In his treatment of silver, greenbacks, railroad and mine booms, and the like, he shows that the country had reached a new stage in its development when a transition both economic and political was apparent. This is made evident by his discussion of election frauds, Republican factions, office holders in politics, the abuse of patronage and the necessity for civil service reform. Next the author takes up the era of prosperity, the disappearance of the frontier, the land grants to railroads, the development of the telephone, telegraph, typewriter, electrical appliances, and the like, in their bearing on the industrial reconstruction of the whole country.

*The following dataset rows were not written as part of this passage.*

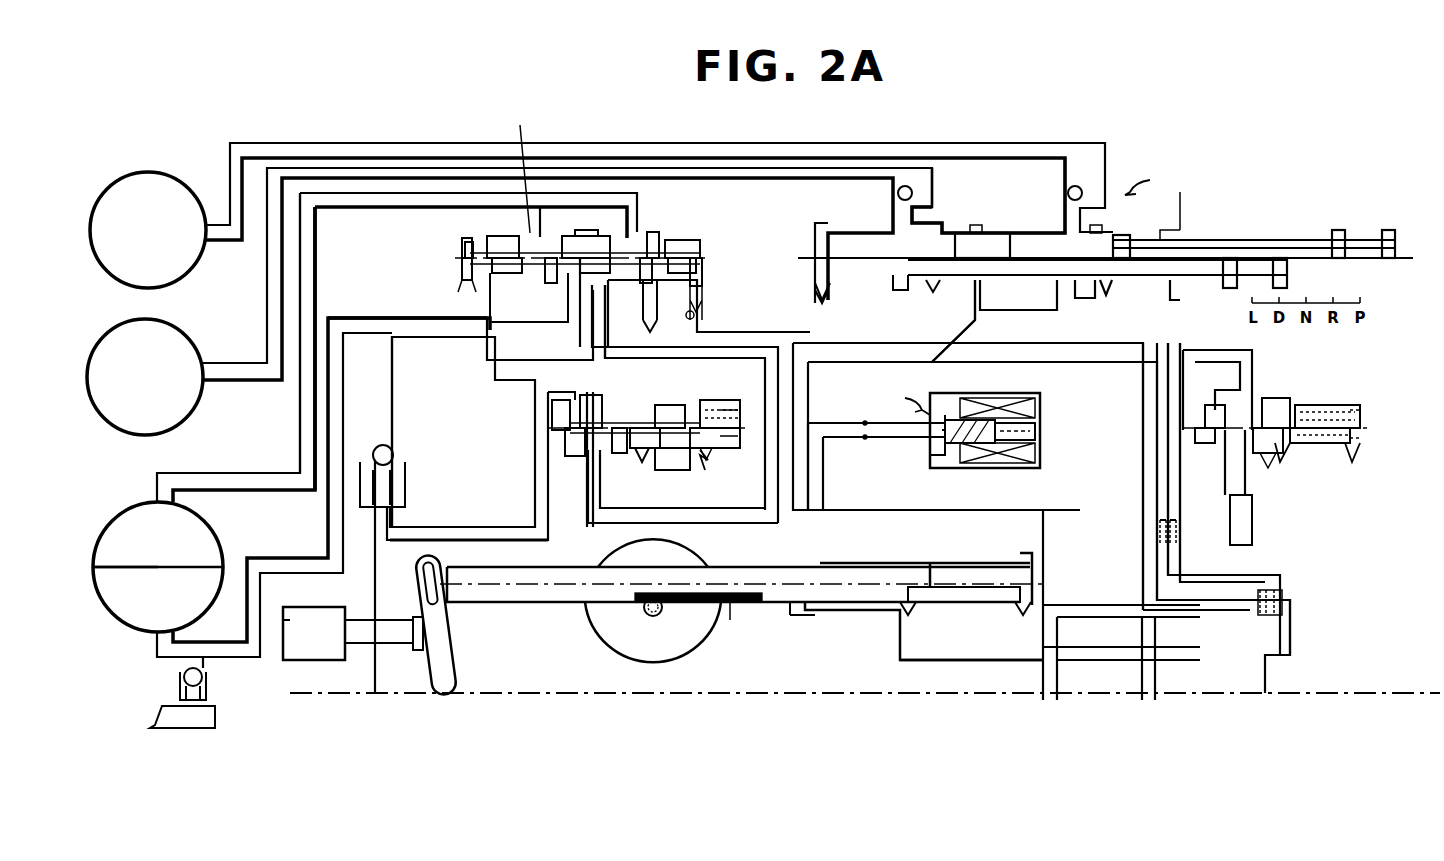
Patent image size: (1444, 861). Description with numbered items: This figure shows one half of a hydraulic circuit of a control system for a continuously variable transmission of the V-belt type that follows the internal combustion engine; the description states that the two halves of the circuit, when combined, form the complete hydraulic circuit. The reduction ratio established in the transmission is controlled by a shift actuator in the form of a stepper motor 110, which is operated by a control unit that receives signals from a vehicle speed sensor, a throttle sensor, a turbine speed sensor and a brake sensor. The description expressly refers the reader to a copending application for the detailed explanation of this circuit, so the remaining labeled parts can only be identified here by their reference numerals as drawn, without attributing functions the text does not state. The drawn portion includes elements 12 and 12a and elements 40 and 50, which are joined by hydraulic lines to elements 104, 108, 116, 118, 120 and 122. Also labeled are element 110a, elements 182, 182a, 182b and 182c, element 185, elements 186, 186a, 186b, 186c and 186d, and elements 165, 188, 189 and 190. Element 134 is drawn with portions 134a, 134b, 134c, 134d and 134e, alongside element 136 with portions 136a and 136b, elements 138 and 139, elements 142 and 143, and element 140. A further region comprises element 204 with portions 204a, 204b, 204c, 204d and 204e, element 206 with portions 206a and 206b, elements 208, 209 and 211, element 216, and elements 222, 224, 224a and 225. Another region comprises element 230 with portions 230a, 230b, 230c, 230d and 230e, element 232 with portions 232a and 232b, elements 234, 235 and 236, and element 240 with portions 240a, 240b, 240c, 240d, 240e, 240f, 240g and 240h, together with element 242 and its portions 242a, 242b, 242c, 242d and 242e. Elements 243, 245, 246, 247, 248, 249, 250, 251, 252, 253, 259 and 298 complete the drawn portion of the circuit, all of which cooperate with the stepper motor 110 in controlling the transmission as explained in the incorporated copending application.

The fluid coupling 12 is at (127, 628).
The lock-up chamber 12a is at (216, 535).
The forward clutch 40 is at (200, 330).
The reverse brake 50 is at (197, 198).
The manual valve 104 is at (1167, 177).
The governor valve 108 is at (867, 609).
The stepper motor 110 is at (585, 655).
The pump shaft 110a is at (660, 615).
The spring 116 is at (1280, 465).
The solenoid valve 118 is at (891, 400).
The shift valve 120 is at (718, 478).
The lock-up control valve 122 is at (420, 262).
The manual valve spool 134 is at (1180, 235).
The spool land 134a is at (844, 280).
The spool land 134b is at (930, 288).
The spool land 134c is at (930, 355).
The spool land 134d is at (1065, 298).
The spool land 134e is at (1127, 297).
The valve lever 136 is at (1277, 240).
The lever portion 136a is at (990, 240).
The lever portion 136b is at (1122, 242).
The valve housing 138 is at (988, 195).
The detent ball 139 is at (1090, 185).
The line pressure passage 140 is at (1150, 480).
The passage 142 is at (780, 178).
The detent ball 143 is at (913, 200).
The passage 165 is at (912, 522).
The governor shaft 182 is at (552, 598).
The governor plate 182a is at (772, 603).
The shaft portion 182b is at (945, 600).
The shaft portion 182c is at (738, 635).
The lever 185 is at (435, 588).
The governor sleeve 186 is at (970, 572).
The sleeve portion 186a is at (795, 618).
The sleeve portion 186b is at (820, 612).
The sleeve portion 186c is at (910, 618).
The sleeve portion 186d is at (1020, 618).
The passage 188 is at (795, 398).
The passage 189 is at (932, 662).
The passage 190 is at (823, 478).
The valve spool 204 is at (1335, 405).
The passage 204a is at (1225, 418).
The passage 204b is at (1225, 488).
The spool land 204c is at (1245, 490).
The spool land 204d is at (1285, 465).
The spool land 204e is at (1355, 465).
The valve plug 206 is at (1355, 420).
The plug land 206a is at (1222, 410).
The plug land 206b is at (1275, 412).
The spring 208 is at (1360, 430).
The passage 209 is at (1113, 360).
The spring 211 is at (1252, 535).
The passage 216 is at (1180, 410).
The plunger 222 is at (945, 460).
The solenoid coil 224 is at (1020, 400).
The solenoid core 224a is at (962, 420).
The valve rod 225 is at (1038, 430).
The valve spool 230 is at (712, 410).
The spool land 230a is at (565, 448).
The spool land 230b is at (600, 445).
The spool land 230c is at (614, 455).
The spool land 230d is at (645, 455).
The spool land 230e is at (718, 460).
The valve plug 232 is at (565, 435).
The plug land 232a is at (578, 418).
The plug land 232b is at (665, 420).
The spring 234 is at (705, 432).
The passage 235 is at (612, 300).
The plug land 236 is at (552, 410).
The valve spool 240 is at (695, 238).
The spool land 240a is at (460, 285).
The spool land 240b is at (490, 288).
The spool land 240c is at (525, 280).
The spool land 240d is at (560, 290).
The spool land 240e is at (590, 300).
The spool land 240f is at (695, 268).
The spool land 240g is at (655, 300).
The spool land 240h is at (705, 302).
The valve plug 242 is at (462, 262).
The plug land 242a is at (462, 247).
The plug land 242b is at (525, 250).
The plug land 242c is at (580, 240).
The plug land 242d is at (633, 240).
The plug land 242e is at (703, 248).
The passage 243 is at (318, 247).
The passage 245 is at (378, 400).
The passage 246 is at (487, 325).
The passage 247 is at (544, 170).
The passage 248 is at (640, 300).
The orifice 249 is at (700, 318).
The orifice 250 is at (1160, 546).
The check valve 251 is at (205, 680).
The orifice 252 is at (1283, 612).
The check valve 253 is at (395, 452).
The passage 259 is at (470, 545).
The oil cooler 298 is at (310, 608).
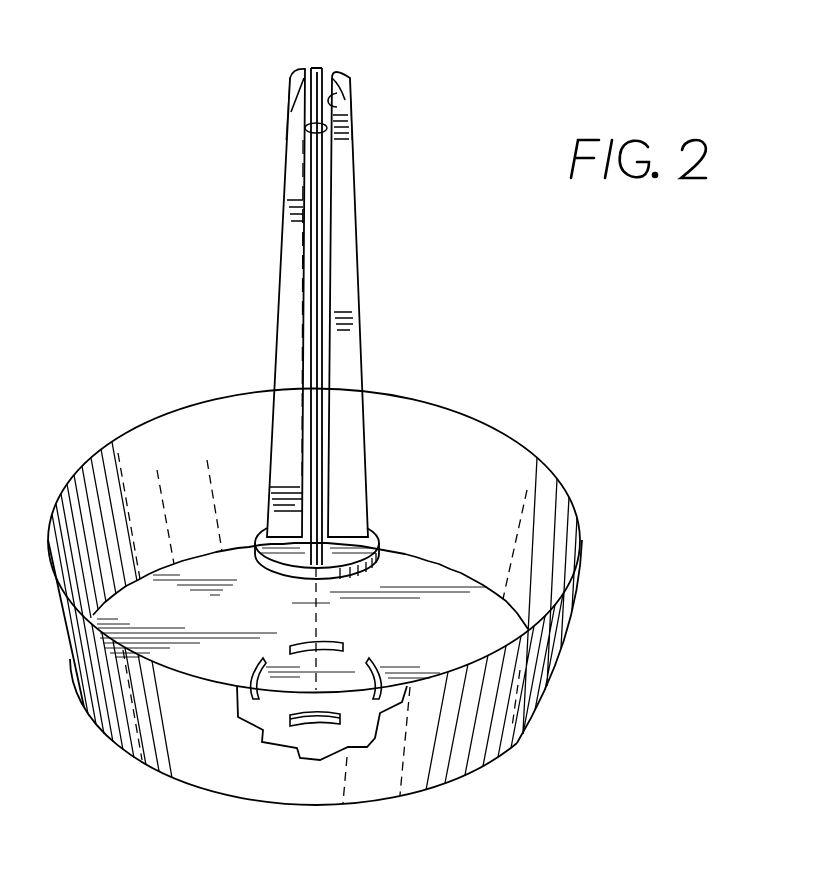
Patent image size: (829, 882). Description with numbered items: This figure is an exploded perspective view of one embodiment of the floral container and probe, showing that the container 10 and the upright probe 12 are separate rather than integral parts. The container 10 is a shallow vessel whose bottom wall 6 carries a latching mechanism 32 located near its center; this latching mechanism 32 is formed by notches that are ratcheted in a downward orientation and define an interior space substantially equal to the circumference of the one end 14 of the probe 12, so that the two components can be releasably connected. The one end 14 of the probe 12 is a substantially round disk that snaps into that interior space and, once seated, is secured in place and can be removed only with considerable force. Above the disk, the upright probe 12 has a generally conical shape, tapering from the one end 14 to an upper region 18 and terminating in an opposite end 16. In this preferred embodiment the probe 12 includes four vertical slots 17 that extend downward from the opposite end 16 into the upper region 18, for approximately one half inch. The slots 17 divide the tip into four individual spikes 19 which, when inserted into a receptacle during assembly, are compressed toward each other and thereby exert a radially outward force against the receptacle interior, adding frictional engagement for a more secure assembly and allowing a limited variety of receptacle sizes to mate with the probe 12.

The bottom wall 6 is at (463, 577).
The container 10 is at (483, 447).
The upright probe 12 is at (345, 225).
The one end 14 is at (260, 543).
The opposite end 16 is at (318, 67).
The vertical slots 17 is at (338, 106).
The upper region 18 is at (282, 65).
The spikes 19 is at (300, 72).
The latching mechanism 32 is at (310, 725).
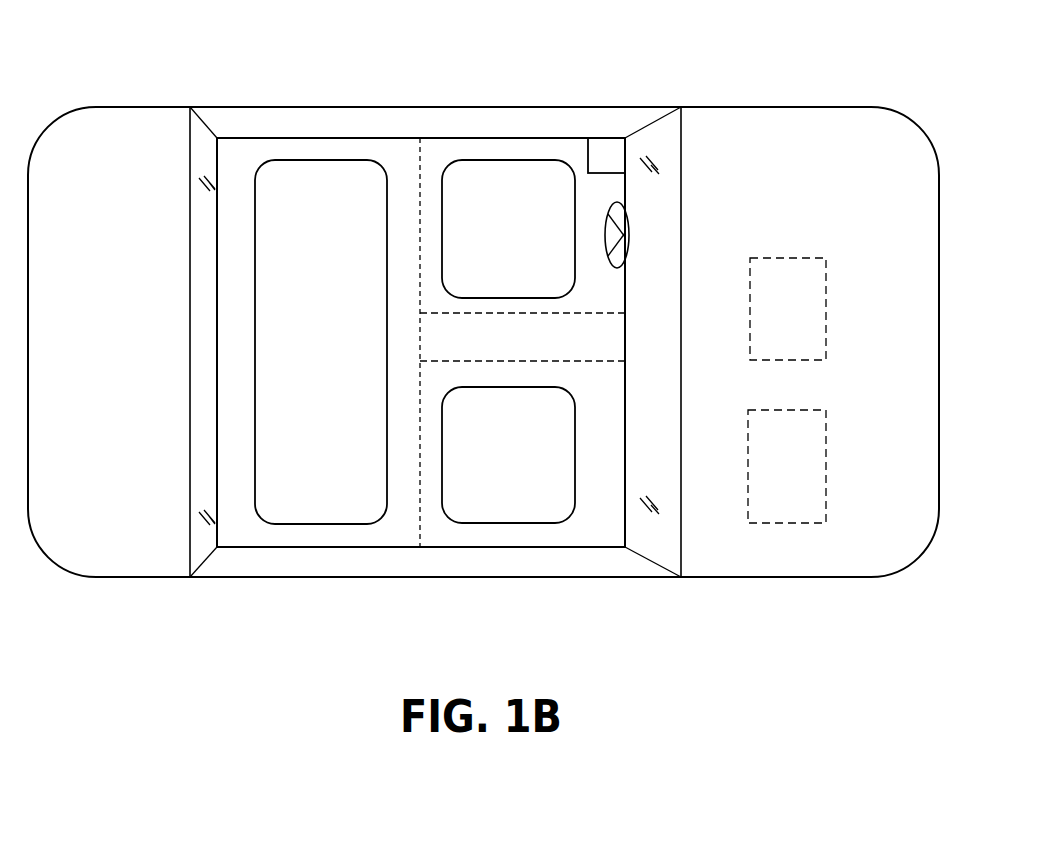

The author then discusses events more in detail, directing his attention to the tariff revision of the eighties, the "Mugwump Campaign" of 1884, the Wild West, labor ideals, protection, populism, the revival of the Democratic party through the leadership of Cleveland, industrial unrest, political schism, the Spanish-American War, business in politics, the career of Theodore Roosevelt, government control, insurgency, the rise of Woodrow Wilson, watchful waiting, neutrality and preparedness, the United States in the World War, and the League of Nations. Some attention is also given to the reconstruction and the election of 1920.
While the work is a valuable treatise from the point of view of a man who is trying to write the history of a particular race, it does not come up to the standard of history of the United States in all of its national and racial ramifications. So far as the Negro is concerned, it merely refers to his undoing as a political factor in the Reconstruction, the efforts for his education by northern sympathizers, the rise of Booker T. Washington, the elimination of the Negro as a factor in the South, the efforts to pass a force bill protecting the Negro in the exercise of the right of suffrage, and the continued control of the South of the Democratic party. A foreigner who reads this work might wonder whether the Negroes by this political upheaval have been exterminated or have emigrated from the country. Any student of the history of the whole Southland knows that it is centered largely around the Negro and any historian failing to take this into account cannot be recognized as an authority.
The Backbone of Africa. A Record of Travel during the Great War, with some Suggestions for Administrative Reform. By Sir Alfred Sharps, K. C. M. G., C. B., formerly Governor of Nyasaland. London, H. F. & G. Witherby, 1921. Pp. 232.
This is the reaction of a public functionary to the scenes of colonial life as they appeared to him from a different angle in a survey of the whole continent and under the circumstances of a political upheaval. He had in mind here the regions of Rhodesia, Nyasaland, Tanganyika, Ruanda, the Congo, and the Upper Nile. The book is illustrated, well written and suggestive throughout. It contains four valuable maps and has an index largely of names.
Writing from the point of view of the exploiter of Africa, the author considers such questions as the disposition of the German Colonies coming into the possession of England at the close of the Great War, the question of restitution, the partition of Africa, the suggested union of the Protectorates in Eastern Africa under a Governor General, the partition of German East Africa, the redelimitation of boundaries, problems of railway construction and a united East African Colony. He discusses also the Home Government, native taxation, local representation, land along with land laws, native rights, their education, the labor problem, migration, industrial questions, and missions.
Treating the colonial policy in dealing with the natives, the author shows some sympathy. He does not believe that the tax on natives has been wisely imposed and, therefore, asks for a uniform and more equitable system. To effect such a reform, however, he believes that the local government with increased authority in its own affairs should exercise such power rather than have such a policy determined by the Home Government through its appointive executive and legislators who act for the colonies though not of them. The question of native ownership of spare land, he believes, should be carefully considered, inasmuch as there has never been any real title to the possession of definite blocks of freehold lands in Native Africa. Native education also should be taken in hand and there should be adopted a suitable scheme, applicable to all the Protectorates.
"In the first place in one shape or another," says the author, "we introduce a direct but immoderate impost such as a hut-tax or a more general poll-tax, the money for which has to be earned. Next, we endeavor to create new wants: clothes, ornaments, manufactured goods and luxuries of all kinds. All this represents a gradual process of regeneration, as the native is by nature very conservative and, therefore, slow to adopt new tastes or acquire ambitions. But we endeavor to raise his ideals and to inculcate the view we ourselves hold: that man should not be satisfied with mere existence, like beasts in the field, but should adopt civilisation and everything that, in the main, we consider to be essential to civilised life. We ask him, therefore, to produce something—other than for his own immediate wants—whether it be by labour done for an employer, or on his own account."